I'm a pretty girl
This costume was an interesting experience. For starters, it's inflatable, which would make one think it would be nice and cool inside...but no. It traps all my body heat inside the suit, so it is necessary to deflate every half hour or so and re-inflate outside in the cold air. It took a little getting used to walking through doors, eating, working my way through a crowd, using the restroom, etc., but I made it through okay.
The trick to this costume is all about character. I found that I got bigger laughs if I acted as hyper as possible. Running around got the best laughs, particularly if I used tiny steps.
What took a little getting used to was having everyone I came across immediately went for either the tits or the ass of this portly ballerina. Later in the evening, My friends Mary, Kim and Libby kidnapped me and took me down to the Freaker's Ball at the Brady Theater.

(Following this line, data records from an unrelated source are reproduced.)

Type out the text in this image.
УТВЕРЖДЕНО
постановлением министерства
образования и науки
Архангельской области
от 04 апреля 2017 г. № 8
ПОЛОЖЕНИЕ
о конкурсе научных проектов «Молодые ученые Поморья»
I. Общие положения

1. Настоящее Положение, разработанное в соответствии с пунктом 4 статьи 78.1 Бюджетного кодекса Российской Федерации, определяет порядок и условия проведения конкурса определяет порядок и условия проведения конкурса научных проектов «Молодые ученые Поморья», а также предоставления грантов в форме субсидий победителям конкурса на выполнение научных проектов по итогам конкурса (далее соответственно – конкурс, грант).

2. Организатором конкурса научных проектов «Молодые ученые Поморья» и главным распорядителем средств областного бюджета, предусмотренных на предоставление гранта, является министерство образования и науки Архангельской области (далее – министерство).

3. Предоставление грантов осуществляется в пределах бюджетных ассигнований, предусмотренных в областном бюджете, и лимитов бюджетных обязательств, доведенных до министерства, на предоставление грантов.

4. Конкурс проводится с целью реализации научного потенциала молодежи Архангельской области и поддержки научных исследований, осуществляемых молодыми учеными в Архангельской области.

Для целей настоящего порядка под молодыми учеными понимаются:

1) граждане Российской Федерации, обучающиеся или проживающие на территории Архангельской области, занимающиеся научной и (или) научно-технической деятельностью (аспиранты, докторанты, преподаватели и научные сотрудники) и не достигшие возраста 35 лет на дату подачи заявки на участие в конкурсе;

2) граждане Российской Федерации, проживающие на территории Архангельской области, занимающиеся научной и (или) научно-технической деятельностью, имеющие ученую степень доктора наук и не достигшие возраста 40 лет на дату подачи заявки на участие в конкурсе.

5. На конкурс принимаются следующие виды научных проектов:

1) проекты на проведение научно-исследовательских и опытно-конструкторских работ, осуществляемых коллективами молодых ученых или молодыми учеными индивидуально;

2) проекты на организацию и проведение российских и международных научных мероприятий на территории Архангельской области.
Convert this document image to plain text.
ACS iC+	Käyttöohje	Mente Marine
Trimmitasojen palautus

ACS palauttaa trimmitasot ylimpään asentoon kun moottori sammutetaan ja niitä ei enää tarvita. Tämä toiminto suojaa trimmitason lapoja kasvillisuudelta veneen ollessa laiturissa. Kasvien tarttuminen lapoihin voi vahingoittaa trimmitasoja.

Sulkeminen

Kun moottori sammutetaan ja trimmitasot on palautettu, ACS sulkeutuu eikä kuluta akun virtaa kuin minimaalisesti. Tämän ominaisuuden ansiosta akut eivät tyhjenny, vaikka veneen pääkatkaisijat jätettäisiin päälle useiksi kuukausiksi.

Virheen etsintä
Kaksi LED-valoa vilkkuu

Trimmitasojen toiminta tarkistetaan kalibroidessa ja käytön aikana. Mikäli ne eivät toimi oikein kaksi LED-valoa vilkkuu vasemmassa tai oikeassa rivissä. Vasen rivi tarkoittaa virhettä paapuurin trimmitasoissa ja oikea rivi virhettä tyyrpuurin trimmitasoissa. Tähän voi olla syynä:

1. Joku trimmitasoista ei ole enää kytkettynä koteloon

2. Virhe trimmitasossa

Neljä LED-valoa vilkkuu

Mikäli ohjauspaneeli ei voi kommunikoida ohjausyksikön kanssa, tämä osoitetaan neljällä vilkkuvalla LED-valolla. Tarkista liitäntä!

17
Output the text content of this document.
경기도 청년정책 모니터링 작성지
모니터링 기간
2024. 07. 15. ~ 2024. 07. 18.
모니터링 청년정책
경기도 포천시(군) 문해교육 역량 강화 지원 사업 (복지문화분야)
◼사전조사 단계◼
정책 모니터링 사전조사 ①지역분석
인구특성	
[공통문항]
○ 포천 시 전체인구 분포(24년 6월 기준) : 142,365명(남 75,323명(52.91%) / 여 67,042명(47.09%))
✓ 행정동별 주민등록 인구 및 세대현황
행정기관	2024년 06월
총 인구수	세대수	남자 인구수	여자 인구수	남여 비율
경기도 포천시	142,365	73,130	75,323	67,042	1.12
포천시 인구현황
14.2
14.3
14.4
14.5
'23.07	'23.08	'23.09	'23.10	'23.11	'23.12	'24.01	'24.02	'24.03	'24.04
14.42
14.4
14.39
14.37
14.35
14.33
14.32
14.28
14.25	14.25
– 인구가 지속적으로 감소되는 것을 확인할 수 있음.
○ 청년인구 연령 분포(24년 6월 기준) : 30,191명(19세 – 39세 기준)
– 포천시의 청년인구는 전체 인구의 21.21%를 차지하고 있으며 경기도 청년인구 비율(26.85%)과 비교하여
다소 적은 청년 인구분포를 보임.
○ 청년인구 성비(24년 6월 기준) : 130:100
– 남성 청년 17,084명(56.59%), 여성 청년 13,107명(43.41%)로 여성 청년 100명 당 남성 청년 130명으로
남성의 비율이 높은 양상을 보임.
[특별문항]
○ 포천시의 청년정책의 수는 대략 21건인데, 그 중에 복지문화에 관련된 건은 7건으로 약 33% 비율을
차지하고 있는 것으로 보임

At least at the party I was getting groped my people I knew. Complete strangers is another matter. It's strange how much a costume can help a chickenshit like me be so bold as to bump and grind with naughty nurses and vampire mistresses. On the other hand, I did get dry-humped by a drunk, middle aged Spiderman and got felt up by a ghostbuster. Ladies, I now empathize with you. You are not a piece of meat. You deserve so much more than to be treated like this.
I did, however, run into an ex-girlfriend of mine, who was dressed in a black dress and her makeup made to look all evil. How appropriate. A short, awkward conversation later, and I was back on the dance floor.
Another thing about the costume, any noticeable movement has to be all in shoulders. This was perfect for me, because no one could truly tell how bad of a dancer I really was. How sad a statement is it that I need to dress up as a fat ballerina to be popular.